Juice Therapy: Essential Foods Nutrients Required for the Body

The word ‘Nutrient’ means serving as or providing nourishment, through nourishing food. If food is to remain balanced, it must have certain essential ingredients. A wholesome food means a sort of combination of such food items which contain, in a requisite and proportionate quantity, necessary vitamins, carbohydrates, proteins, minerals, fats, fruits, vegetables, food grains, animal foods etc.

Any food, which lacks in or is overloaded with a particular (essential) nutrient, is bound to invite various diseases and, when requisite quantity of each ingredient is suitably adjusted and balanced, the disease, emanating from such shortages or excesses, will either get cured or, at least, show a declining trend.

Energy and food requirements of each person vary due to one’s physical requirement, based on the mode of job one performs or has to perform. Age, gender, height, weight, work-load, (living) life style, amenability or susceptibility to particular diseases or already acquired physical disorder(s) will determine how many calories are required for an individual. Region, climate, health status, food habits existing in a particular community also are taken into consideration, while prescribing a caloric-based dietary pattern/chart. According to WHO recommendations, 3000 calories for a male and 2000 for a female are considered adequate for a moderate activity. But actual requirement will depend essentially on the determining factors, stated above.

Proteins: Non-vegetarians get energy-giving carbohydrates from eggs, meat, fish, etc. vegetarians have to depend on milk and its derivatives, pulses, soyabeans etc. For an adult 10% per day of total calorie requirements (about 65-75 gms per day), but it must not fall below 40 gms in a meal-chart.

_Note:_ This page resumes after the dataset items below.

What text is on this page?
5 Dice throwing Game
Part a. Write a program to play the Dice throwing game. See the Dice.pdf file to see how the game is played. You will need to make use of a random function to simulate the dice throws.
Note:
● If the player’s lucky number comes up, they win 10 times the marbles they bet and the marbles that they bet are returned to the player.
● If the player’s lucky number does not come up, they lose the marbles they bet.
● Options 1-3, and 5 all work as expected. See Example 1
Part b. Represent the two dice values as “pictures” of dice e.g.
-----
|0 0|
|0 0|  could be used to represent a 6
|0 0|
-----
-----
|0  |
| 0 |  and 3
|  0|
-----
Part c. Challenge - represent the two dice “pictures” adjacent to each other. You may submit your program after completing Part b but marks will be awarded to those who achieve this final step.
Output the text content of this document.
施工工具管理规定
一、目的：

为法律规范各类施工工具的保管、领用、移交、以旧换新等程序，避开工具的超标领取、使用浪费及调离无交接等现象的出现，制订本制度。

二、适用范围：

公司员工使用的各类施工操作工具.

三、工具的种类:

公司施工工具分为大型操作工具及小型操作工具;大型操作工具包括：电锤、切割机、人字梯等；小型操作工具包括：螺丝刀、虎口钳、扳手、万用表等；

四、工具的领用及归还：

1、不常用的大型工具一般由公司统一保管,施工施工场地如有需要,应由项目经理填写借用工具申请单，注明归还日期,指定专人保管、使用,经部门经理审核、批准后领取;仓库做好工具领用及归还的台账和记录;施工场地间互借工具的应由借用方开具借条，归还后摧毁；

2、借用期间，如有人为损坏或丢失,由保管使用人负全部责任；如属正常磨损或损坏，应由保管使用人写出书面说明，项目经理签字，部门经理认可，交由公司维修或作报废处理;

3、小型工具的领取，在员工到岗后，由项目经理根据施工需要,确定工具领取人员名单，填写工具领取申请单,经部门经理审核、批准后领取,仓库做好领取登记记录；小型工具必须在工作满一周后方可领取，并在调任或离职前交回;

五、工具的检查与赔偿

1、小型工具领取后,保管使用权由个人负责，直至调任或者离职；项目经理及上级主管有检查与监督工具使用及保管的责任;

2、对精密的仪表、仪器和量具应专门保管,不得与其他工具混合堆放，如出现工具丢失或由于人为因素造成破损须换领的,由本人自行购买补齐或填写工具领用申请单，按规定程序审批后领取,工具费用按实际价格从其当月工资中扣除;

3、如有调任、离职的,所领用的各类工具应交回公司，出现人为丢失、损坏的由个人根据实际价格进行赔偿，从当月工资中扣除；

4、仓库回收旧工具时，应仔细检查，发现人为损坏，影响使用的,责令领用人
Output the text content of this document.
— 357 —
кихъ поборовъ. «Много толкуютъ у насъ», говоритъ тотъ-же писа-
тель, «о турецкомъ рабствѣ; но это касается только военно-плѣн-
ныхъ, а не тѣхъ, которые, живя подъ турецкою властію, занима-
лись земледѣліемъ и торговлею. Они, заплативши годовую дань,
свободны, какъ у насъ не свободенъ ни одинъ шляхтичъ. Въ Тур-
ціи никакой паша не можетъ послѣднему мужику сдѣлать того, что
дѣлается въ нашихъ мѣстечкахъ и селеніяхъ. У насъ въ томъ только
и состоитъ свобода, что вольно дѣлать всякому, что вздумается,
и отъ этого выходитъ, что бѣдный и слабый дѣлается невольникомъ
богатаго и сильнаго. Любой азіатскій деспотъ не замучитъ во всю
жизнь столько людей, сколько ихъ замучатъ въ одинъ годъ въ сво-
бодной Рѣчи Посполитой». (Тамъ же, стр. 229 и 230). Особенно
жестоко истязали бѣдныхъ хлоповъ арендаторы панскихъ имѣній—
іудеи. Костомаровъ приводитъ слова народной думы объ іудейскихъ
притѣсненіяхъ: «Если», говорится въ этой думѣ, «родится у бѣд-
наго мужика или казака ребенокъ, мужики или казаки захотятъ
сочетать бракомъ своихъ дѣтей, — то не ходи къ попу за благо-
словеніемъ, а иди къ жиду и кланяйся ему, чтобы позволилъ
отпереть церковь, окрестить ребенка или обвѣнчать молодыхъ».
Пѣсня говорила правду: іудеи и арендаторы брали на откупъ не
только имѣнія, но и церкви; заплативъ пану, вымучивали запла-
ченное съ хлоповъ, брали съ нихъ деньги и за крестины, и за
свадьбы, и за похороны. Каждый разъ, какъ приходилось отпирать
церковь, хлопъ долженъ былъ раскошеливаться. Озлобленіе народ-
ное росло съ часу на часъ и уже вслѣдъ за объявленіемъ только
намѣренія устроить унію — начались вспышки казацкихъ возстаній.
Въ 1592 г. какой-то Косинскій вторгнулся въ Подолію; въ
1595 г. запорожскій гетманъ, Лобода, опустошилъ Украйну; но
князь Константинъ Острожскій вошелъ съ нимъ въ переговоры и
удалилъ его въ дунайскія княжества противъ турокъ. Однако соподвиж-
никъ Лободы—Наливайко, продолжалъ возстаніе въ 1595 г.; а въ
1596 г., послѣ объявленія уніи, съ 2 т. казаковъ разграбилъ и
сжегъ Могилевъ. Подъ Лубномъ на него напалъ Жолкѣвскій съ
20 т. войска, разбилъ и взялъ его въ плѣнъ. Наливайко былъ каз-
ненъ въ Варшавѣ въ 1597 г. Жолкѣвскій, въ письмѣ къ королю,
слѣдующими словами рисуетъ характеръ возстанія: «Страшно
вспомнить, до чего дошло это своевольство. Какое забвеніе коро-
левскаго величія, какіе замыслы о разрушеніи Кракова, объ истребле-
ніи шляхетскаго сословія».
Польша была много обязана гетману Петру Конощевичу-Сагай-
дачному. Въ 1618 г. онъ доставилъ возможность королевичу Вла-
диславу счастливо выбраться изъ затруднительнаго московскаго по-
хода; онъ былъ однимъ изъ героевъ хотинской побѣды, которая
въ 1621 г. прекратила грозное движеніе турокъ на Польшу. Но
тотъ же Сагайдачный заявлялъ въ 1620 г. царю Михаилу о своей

Carbohydrates: These provide greater part of energy to a person’s diet; but no individual carbohydrate is an essential nutrient in the sense that the body needs it but cannot make it, for itself, from other nutrients (Davidson). If intake of carbohydrate falls below 100 gms per day, Ketosis may surface. Sugar is the main source of this nutrient which provides energy to body, followed by starch.

Vitamins: Vitamins ‘A’, ‘D’, ‘E’ and T are fat-soluble vitamins whereas vitamin ‘C (Ascorbic Acid), Vitamin B-complex group are ‘Water-soluble’ ones. Vitamins are organic substances in food which are required in small amounts but such vitamins cannot be sunthesised in adequate quantities. In all, there are twelve vitamins which have been demonstrated to have clinical effects in man. Vitamin-deficiency diseases are many and cannot be detailed here. Deficiency of a particular vitamin is bound to give rise to certain disorders which may appear in the form of a temporary problem of health.

Minerals etc.: In addition, Sodium, Potassium, Iron, Iodine, Chloride, Zinc, Calcium, etc. are also essential parts of daily food and their excess or decrease gives rise to many other disorders.

Fats: Due to the high caloric value fats are useful to people with a large energy expenditure. Moreover, they are helpful in cooking and making food appetising. Excess of fats causes obesity which, in turn, gives rise to killer diseases like hypertension, heart disorders. Fats are available, in plenty, from milk, clarified butter (ghee), butter, and other milk products, though most of those are rich in protein and calcium also.